Our evaluation of vervet monkeys establishes MHO and MUO as distinct health phenotypes that are conserved within primates, and that dietary etiologies are not underpinning the development of these states. Further, we demonstrate that non-obese monkeys similarly demonstrate both good and poor metabolic health status. This is the first report describing spontaneous MUO and MHO in an animal model, and moreover a primate model which spontaneously develops type 2 diabetes and cardiovascular disease with aging (17, 18). The prevalence of MUO is strikingly similar to that reported in people, however the prevalence of metabolically unhealthy lean monkeys was much lower (12% versus 30% in people) (1). We would predict that exposure of monkeys to a typical Western diet may unmask individual susceptibility to metabolic disease and that this proportion of lean unhealthy monkeys would increase (19, 20). We show that MUO monkeys have altered subcutaneous adipose tissue function with reduced circulating adiponectin concentrations, a pro-inflammatory macrophage distribution, and indicators that mitochondrial quality control mechanisms are disturbed. These are novel findings attributed to MUO fat and seen in the absence of changes in adipose cell size, total macrophage content and systemic inflammation.

One prevailing theory regarding MHO is the subcutaneous expandability theory whereby the ability for SQ adipose to increase triglyceride storage is related to good health status, as fat remains out of liver and muscle tissues which are ectopic sites known to drive insulin resistance (3, 4). However in contrast to this theory, profiling gene expression in SQ fat of people with obesity found that healthy obese individuals had lower transcripts of matrix metalloproteinase 9, which is unexpected as this enzyme is key in extracellular matrix remodeling which allows fat expansion and neovascularization (9).
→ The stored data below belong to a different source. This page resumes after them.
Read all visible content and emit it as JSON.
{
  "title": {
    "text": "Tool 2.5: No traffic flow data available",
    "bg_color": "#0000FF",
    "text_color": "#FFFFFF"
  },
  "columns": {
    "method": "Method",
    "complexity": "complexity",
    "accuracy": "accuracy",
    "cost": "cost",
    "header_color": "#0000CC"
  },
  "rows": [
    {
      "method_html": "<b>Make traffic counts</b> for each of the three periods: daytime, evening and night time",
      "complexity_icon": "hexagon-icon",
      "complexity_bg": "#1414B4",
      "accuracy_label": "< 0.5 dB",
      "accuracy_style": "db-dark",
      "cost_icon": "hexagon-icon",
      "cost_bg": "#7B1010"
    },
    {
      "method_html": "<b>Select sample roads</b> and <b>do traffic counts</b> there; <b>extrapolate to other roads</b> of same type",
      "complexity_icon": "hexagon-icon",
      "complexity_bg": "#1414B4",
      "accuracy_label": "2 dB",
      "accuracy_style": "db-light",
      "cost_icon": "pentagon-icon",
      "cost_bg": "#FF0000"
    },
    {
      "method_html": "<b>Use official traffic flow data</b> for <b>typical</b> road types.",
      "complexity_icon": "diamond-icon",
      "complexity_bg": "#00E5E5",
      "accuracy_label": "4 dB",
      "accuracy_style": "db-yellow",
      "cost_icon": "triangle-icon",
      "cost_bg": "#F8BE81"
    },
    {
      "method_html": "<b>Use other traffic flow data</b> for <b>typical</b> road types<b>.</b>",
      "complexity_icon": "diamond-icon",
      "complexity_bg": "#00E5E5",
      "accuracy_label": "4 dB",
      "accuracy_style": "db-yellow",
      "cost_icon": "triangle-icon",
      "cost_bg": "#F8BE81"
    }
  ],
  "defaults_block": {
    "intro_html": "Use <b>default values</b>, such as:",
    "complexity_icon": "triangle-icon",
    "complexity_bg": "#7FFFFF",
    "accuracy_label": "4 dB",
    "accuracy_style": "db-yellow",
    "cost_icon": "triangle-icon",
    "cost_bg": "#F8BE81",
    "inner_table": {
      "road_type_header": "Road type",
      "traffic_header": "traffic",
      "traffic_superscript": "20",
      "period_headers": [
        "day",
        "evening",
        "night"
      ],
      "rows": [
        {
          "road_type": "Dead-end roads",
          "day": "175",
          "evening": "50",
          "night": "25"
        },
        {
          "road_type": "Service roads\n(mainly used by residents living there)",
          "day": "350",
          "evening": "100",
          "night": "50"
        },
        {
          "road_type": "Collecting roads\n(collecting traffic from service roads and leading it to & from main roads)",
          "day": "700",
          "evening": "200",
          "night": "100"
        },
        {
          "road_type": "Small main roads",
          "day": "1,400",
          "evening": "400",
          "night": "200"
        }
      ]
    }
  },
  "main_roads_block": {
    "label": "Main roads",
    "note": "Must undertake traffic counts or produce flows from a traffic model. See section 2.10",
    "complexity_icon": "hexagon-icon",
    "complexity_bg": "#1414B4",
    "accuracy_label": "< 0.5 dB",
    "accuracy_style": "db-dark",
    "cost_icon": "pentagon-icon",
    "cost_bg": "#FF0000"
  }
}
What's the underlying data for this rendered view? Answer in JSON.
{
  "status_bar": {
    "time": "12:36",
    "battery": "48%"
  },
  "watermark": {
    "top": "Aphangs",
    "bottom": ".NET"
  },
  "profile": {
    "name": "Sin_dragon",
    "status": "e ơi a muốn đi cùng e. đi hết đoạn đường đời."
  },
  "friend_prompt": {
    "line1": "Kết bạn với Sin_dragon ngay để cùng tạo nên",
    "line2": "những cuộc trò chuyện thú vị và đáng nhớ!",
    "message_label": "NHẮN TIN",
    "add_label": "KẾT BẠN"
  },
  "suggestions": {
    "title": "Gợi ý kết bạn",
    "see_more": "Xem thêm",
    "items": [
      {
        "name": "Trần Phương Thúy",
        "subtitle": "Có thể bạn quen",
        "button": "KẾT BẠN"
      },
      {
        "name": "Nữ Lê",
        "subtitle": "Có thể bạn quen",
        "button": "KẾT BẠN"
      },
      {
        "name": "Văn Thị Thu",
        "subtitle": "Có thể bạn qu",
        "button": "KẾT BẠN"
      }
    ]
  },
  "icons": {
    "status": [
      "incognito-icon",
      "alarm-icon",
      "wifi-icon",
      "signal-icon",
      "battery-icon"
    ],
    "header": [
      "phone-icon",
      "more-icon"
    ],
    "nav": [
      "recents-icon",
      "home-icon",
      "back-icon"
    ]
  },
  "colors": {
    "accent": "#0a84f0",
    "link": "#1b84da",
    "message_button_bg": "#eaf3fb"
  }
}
This study did however identify up regulation of genes involved in immune and inflammatory pathways in unhealthy obese subjects which is consistent with our documentation of shifted macrophage polarization. Macrophage polarization in people with obesity has been shown to be similar in SQ and visceral fat depots, and macrophage type shifts towards a healthier ratio with weight loss (and concomitant improvements in health status) (16). The interaction between tissue remodeling and fat expansion and inflammation has been linked recently through macrophage-derived interferon regulator factors (Irf’s). Irf’s are secreted from M1 macrophages and activate inflammatory pathways, which in turn reduce transforming growth factor-β which is required for normal remodeling. Obese mice and humans have more Irf5 in adipose which functions in a paracrine fashion to limit remodeling and collagen depositions, and is associated with insulin resistance development (21). These factors involved in fat remodeling, and related collagen and capillary elements, were not evaluated in our monkeys SQ adipose tissue and represent another avenue of investigation that looks likely to be relevant.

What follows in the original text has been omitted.